One of the toughest markets for restaurants is the Washington DC area. This documentary follows two men with very different concepts and very different hopes; one is Aaron Silverman, a chef with a pedigree that has brought him under the tutelage of some of the best in the business, including Michel Richard (who sadly passed away shortly after filming concluded for New Chefs on the Block). He had an idea of a five star dining experience at two star prices. In order to accomplish that he loaded up his kitchen with experienced chefs.

He also gave his staff health and dental benefits (a rarity in the food service industry) and regular hours, giving them the ability to plan their lives. This is also revolutionary stuff in an industry well-known for creating personal life chaos. Silverman is something of a perfectionist and the price it would take to make his dream happen was a heck of a lot more than the second chef.

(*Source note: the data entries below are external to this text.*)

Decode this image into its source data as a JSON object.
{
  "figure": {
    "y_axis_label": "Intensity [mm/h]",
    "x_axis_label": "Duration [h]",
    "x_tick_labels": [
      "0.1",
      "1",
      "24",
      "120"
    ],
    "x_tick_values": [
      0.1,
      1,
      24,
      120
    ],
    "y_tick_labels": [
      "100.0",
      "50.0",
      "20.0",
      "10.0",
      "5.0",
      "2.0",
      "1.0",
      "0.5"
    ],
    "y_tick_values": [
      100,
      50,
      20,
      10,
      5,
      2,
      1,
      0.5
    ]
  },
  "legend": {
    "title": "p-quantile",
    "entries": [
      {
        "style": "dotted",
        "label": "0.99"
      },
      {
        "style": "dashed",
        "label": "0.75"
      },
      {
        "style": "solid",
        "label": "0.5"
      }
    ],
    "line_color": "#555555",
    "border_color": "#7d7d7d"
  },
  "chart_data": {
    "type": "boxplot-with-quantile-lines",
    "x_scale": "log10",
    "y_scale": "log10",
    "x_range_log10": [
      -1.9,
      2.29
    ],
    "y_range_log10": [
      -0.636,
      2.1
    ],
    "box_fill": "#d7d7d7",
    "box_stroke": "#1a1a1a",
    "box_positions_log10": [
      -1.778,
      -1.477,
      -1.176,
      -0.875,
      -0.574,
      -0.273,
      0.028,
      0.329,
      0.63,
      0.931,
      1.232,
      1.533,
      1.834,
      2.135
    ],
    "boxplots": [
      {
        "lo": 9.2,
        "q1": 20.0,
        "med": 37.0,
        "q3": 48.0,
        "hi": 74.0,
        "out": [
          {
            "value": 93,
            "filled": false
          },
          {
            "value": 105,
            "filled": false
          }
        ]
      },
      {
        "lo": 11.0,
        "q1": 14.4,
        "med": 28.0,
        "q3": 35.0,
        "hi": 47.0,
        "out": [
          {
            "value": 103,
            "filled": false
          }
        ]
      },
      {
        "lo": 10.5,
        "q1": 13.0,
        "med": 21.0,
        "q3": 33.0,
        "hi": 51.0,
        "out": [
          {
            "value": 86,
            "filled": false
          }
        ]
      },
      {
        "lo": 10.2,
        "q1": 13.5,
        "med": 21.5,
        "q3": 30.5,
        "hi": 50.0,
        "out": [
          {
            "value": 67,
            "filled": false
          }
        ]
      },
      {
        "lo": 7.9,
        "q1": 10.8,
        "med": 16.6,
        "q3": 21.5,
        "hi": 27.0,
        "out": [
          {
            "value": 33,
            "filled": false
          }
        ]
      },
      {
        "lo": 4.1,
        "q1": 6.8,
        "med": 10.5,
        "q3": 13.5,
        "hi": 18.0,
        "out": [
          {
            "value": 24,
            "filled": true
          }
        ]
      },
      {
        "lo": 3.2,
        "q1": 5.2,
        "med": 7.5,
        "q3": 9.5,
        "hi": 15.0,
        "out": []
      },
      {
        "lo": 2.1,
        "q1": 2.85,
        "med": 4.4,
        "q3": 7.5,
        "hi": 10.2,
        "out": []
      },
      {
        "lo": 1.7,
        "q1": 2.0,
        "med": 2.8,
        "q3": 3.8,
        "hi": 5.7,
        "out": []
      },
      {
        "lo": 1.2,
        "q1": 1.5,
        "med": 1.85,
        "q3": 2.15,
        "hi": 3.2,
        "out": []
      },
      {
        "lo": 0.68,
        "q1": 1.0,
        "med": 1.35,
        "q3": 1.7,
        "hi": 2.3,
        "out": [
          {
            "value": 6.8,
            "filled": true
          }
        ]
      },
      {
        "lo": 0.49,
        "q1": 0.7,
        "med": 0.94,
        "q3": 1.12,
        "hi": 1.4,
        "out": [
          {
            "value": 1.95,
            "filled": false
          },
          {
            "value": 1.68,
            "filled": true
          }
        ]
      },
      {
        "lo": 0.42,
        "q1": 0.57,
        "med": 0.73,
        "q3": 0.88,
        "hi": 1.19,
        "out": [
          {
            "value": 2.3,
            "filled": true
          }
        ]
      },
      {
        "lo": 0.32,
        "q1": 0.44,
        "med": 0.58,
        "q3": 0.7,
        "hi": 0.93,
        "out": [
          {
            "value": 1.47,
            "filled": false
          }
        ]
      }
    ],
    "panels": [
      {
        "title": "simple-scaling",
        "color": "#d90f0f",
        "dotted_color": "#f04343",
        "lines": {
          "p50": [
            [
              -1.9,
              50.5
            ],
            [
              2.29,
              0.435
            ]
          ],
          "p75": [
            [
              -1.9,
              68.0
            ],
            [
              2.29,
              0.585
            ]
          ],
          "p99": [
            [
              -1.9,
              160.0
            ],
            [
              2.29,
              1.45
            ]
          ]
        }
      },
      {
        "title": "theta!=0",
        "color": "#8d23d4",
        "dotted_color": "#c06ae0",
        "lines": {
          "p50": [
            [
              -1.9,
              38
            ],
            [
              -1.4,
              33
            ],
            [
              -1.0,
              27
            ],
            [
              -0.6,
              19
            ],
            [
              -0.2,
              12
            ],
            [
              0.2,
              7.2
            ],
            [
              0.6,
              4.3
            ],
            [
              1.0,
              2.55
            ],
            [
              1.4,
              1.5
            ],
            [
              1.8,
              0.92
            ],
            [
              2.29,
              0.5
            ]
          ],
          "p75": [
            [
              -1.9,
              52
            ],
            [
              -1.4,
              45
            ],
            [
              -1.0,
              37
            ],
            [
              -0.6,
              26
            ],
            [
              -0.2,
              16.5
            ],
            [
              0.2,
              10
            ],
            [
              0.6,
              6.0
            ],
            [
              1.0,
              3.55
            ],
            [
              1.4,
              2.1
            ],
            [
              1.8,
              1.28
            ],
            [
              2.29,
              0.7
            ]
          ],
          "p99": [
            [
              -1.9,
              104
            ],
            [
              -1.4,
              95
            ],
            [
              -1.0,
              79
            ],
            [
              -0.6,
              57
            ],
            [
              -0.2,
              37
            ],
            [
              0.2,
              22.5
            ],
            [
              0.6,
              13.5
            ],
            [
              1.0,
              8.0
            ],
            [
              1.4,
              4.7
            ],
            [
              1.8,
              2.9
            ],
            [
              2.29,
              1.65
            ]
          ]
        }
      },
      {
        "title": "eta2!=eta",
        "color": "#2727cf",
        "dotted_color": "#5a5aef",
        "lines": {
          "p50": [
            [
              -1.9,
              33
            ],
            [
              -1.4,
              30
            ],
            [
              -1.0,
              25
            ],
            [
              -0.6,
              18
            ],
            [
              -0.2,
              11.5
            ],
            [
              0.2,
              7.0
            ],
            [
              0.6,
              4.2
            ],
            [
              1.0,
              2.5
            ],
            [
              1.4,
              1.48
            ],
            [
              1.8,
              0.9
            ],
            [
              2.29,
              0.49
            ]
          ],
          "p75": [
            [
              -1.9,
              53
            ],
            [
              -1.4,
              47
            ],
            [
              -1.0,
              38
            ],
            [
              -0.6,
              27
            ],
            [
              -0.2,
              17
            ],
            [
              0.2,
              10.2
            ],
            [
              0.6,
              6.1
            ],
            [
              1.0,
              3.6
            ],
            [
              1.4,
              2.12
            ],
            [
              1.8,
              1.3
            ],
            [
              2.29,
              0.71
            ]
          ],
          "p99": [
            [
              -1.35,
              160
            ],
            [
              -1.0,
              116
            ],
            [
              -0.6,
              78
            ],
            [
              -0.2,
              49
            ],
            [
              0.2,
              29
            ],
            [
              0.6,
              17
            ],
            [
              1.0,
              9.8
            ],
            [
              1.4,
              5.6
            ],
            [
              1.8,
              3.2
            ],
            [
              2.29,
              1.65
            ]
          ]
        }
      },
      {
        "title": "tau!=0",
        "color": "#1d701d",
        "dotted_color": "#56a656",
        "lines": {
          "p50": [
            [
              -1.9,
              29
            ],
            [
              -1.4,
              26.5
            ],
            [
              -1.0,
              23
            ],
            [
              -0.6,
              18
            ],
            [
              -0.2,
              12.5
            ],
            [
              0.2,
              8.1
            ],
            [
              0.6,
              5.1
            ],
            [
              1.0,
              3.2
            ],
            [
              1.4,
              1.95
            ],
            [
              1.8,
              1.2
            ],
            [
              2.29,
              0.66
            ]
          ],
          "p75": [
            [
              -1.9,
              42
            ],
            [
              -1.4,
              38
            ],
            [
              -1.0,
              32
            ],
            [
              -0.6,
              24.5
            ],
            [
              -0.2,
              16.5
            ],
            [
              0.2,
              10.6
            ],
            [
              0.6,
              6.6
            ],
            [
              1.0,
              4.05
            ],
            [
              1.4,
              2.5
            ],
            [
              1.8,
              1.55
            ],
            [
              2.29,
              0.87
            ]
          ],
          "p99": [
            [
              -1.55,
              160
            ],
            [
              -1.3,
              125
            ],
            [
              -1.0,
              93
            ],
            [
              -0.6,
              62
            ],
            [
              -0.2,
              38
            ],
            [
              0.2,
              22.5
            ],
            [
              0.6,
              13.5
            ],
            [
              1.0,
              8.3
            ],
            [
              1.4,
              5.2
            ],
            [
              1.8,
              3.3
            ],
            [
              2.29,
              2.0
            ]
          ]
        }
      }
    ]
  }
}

Frank Lynn (who in the interest of transparency is the brother-in-law of the filmmaker) had been operating a successful pizza-oriented food truck for two years and yearned to have a brick-and-mortar location to call his own. He found one in the Maryland suburbs of DC but the space would need some extensive work. Believing that the $86,000 he raised through family members and Crowdfunding would be more than sufficient to get his neighborhood pizzeria open, he set about remodeling his space mainly with the help of his family and friends.

Both project take longer than expected to reach opening night and both are fraught with issues that threaten to kill the dreams of their prospective owners before they even get started. We see pretty much everything; the process of getting permits, the physical construction, ordering a pizza oven that turns out to be defective, the compromises and calamities all told.

Many restaurant owners are going to see this and chuckle ruefully to themselves. Others who are thinking about opening a restaurant might turn white as a sheet. However, the cautionary tale is that Harrison-Atlas turned out to be extraordinarily lucky; most restaurants don’t make it to their first anniversary and the number that make it to their second is terrifyingly low. Still, this is a fascinating behind the scenes look at how your neighborhood restaurants came into being. That the two owners are engaging and charismatic fellas makes this a lot more palatable because some might find the somewhat clinical view of the start to finish process a bit of a slog. However I assure you that you’ll leave the theater (or your home couch if you are watching through streaming or home video) a little bit more educated about the business and, even more likely, craving something good to eat.

REASONS TO GO: An informative look at what goes into opening a restaurant. A rooting interest is maintained even when the expectations aren’t realistic.
REASONS TO STAY: Might be a little bit too “nuts and bolts” for some.
FAMILY VALUES: There’s some profanity occasionally.
TRIVIAL PURSUIT: Rose’s Luxury would go on to win the James Beard award for Best New Restaurant, Mid-Atlantic Region in 2014.
CRITICAL MASS: As of 5/10/17: Rotten Tomatoes: No score yet. Metacritic: No score yet.